Korea Advanced Institute of Science and Technology (KAIST) President Suh Nam-pyo accepted, Wednesday, incumbent professors' demand to organize an emergency committee to overhaul the way the school is run.

His decision came hours after more than half of 580 professors agreed to form a committee and said if Suh refused to accept their demand, they would call for his resignation.

''I will cancel all my scheduled activities from now on and focus on communicating with the professors and the students,'' Suh said at a press conference at the school in Daejeon.
''Education in science and technology in the 21st century must change. Reforms are difficult not only in Korea, but also in the United States. As head of KAIST, I will take responsibility for issues that I must. However, I believe it will be better to sort out the things I have pushed, rather than leaving now,'' he said.

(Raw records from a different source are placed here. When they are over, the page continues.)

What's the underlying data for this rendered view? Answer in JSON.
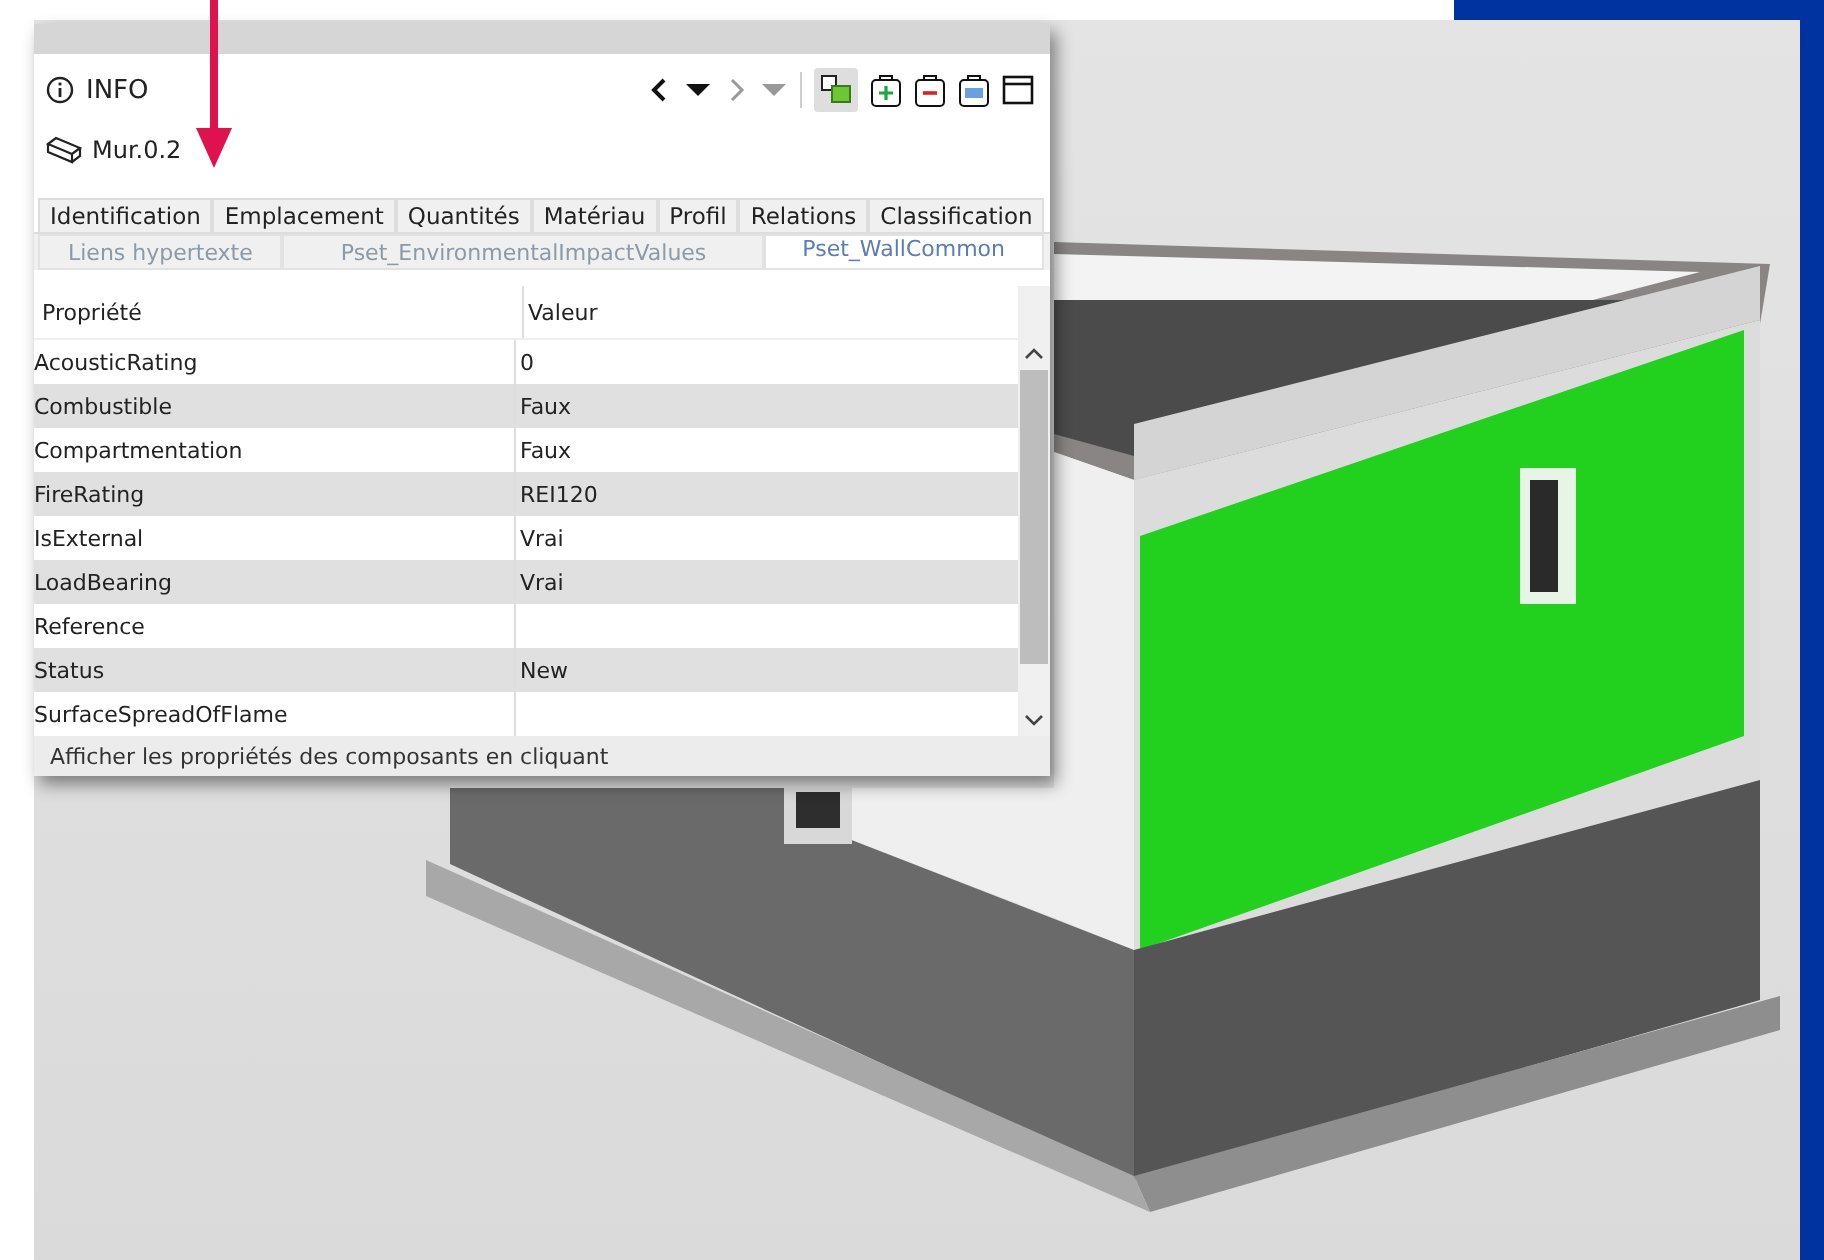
{
  "panel": {
    "title": "INFO",
    "element": "Mur.0.2",
    "tabs_row_1": [
      {
        "label": "Identification",
        "selected": false
      },
      {
        "label": "Emplacement",
        "selected": false
      },
      {
        "label": "Quantités",
        "selected": false
      },
      {
        "label": "Matériau",
        "selected": false
      },
      {
        "label": "Profil",
        "selected": false
      },
      {
        "label": "Relations",
        "selected": false
      },
      {
        "label": "Classification",
        "selected": false
      }
    ],
    "tabs_row_2": [
      {
        "label": "Liens hypertexte",
        "selected": false
      },
      {
        "label": "Pset_EnvironmentalImpactValues",
        "selected": false
      },
      {
        "label": "Pset_WallCommon",
        "selected": true
      }
    ],
    "table": {
      "columns": [
        "Propriété",
        "Valeur"
      ],
      "rows": [
        {
          "property": "AcousticRating",
          "value": "0"
        },
        {
          "property": "Combustible",
          "value": "Faux"
        },
        {
          "property": "Compartmentation",
          "value": "Faux"
        },
        {
          "property": "FireRating",
          "value": "REI120"
        },
        {
          "property": "IsExternal",
          "value": "Vrai"
        },
        {
          "property": "LoadBearing",
          "value": "Vrai"
        },
        {
          "property": "Reference",
          "value": ""
        },
        {
          "property": "Status",
          "value": "New"
        },
        {
          "property": "SurfaceSpreadOfFlame",
          "value": ""
        }
      ]
    },
    "status_bar": "Afficher les propriétés des composants en cliquant"
  }
}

Prof. Kyung Chong-min, head of the professors' council, said that he had listened to the president's thoughts, while acknowledging that there have also been also a lot of good achievements over the past five years.
''I believe he decided to accept our demand as he agreed that listening and applying various opinions is needed in the process,'' Prof. Kyung said.

The vote came as the competition-centered system implemented by Suh has been blamed as the main cause of the suicides of four students in recent months. The committee will be comprised of five people designated by Suh, five by the council and three students. It will discuss school affairs for three months and report its conclusion to all KAIST members as well as the board of directors.

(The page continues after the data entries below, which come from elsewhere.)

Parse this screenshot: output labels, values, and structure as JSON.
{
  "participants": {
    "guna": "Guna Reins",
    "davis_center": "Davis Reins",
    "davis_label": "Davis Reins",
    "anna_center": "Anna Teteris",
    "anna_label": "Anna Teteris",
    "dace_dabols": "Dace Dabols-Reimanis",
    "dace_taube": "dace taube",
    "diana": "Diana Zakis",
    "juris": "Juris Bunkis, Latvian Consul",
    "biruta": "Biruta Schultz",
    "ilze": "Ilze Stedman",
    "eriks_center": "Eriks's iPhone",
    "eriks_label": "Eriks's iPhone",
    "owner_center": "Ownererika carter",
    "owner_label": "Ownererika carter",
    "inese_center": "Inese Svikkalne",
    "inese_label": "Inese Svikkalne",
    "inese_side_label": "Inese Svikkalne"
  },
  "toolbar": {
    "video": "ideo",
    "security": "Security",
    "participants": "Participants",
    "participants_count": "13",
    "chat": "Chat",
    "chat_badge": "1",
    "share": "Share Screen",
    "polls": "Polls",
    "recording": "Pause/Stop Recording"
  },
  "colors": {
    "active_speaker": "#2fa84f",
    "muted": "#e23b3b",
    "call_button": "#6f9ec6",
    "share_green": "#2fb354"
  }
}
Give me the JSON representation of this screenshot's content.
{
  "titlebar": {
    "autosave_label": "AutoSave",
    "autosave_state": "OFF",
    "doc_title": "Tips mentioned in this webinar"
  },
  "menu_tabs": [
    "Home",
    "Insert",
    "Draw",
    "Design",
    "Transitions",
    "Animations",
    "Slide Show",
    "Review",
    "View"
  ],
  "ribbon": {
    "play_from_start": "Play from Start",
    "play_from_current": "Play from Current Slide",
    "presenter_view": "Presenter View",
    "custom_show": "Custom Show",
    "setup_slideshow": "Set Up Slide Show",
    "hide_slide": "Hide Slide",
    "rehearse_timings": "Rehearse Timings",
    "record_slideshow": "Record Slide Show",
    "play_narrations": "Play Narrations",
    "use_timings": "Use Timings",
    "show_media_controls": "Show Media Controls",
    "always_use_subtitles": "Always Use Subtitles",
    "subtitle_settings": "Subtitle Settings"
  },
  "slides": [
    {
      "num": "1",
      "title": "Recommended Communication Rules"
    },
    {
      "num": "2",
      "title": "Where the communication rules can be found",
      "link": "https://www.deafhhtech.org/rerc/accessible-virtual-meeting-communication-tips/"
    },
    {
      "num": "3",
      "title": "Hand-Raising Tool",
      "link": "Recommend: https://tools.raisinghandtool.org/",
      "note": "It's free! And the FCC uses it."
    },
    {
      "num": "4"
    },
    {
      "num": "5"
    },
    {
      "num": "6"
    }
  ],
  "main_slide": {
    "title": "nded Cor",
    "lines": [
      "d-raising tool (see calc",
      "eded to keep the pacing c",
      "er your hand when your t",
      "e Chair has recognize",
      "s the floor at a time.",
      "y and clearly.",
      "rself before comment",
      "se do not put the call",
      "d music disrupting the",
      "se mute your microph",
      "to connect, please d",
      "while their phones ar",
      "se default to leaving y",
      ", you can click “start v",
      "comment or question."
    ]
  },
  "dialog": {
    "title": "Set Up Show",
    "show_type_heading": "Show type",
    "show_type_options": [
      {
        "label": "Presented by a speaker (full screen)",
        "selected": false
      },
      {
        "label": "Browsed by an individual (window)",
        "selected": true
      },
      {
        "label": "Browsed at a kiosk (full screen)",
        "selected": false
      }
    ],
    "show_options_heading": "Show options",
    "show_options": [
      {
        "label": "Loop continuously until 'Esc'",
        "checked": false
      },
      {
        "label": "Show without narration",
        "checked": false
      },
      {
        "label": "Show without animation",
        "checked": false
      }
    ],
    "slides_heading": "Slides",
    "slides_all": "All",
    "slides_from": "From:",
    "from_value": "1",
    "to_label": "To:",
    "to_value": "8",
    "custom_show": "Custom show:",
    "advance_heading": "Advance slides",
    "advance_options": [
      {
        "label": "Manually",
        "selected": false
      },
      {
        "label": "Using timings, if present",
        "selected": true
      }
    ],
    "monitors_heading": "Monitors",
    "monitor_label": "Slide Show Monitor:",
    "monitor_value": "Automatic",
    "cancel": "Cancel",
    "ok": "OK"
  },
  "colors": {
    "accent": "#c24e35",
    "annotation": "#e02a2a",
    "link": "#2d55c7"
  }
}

The undergraduate students and graduate students councils also held an emergency general meeting in the evening to pool their opinions. The students called for a reform on the overly competitive education environment and also demanded the school allow students to have a greater say in policymaking.

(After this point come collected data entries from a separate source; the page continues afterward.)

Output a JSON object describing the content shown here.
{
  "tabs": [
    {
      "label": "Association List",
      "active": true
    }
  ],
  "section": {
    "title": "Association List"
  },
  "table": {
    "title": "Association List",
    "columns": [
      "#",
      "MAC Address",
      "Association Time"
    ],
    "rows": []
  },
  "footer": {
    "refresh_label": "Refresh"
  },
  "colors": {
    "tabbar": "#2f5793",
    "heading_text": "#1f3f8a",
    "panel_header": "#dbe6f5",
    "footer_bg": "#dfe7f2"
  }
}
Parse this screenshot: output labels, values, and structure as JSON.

This was the first time in KAIST's 40-year history that the undergraduate council held an emergency meeting. It is also a rare case for the graduate council to hold a meeting at the same time.

In the meantime, the school's inconsistency in systemic improvement is making the situation worse, as it annulled a set of measures late Tuesday only five hours after announcing them on its internal website.

The school said around midnight that the announced measures, posted at 7 p.m., were tentative plans, not official ones, and removed them.

The plans included abolishing the controversial punitive tuition system, providing English-only lectures for major courses only, reducing schoolwork by 20 percent, and not giving warnings to students with poor grades for their first two semesters.

But the school retracted them, saying the plans had been discussed between school officials and students, and were not official.
Officials said that Suh had not known about the plans until they were announced and raised objections to some of the measures later.

"Suh opposed providing Korean-only lectures for general culture courses, saying it was more effective for courses to be given in English. He consented to reducing schoolwork but said 20 percent was too much. He also said exemptions for freshmen were unprecedented," a school official said.

He added Suh was angry at the measures saying they would deter KAIST's development.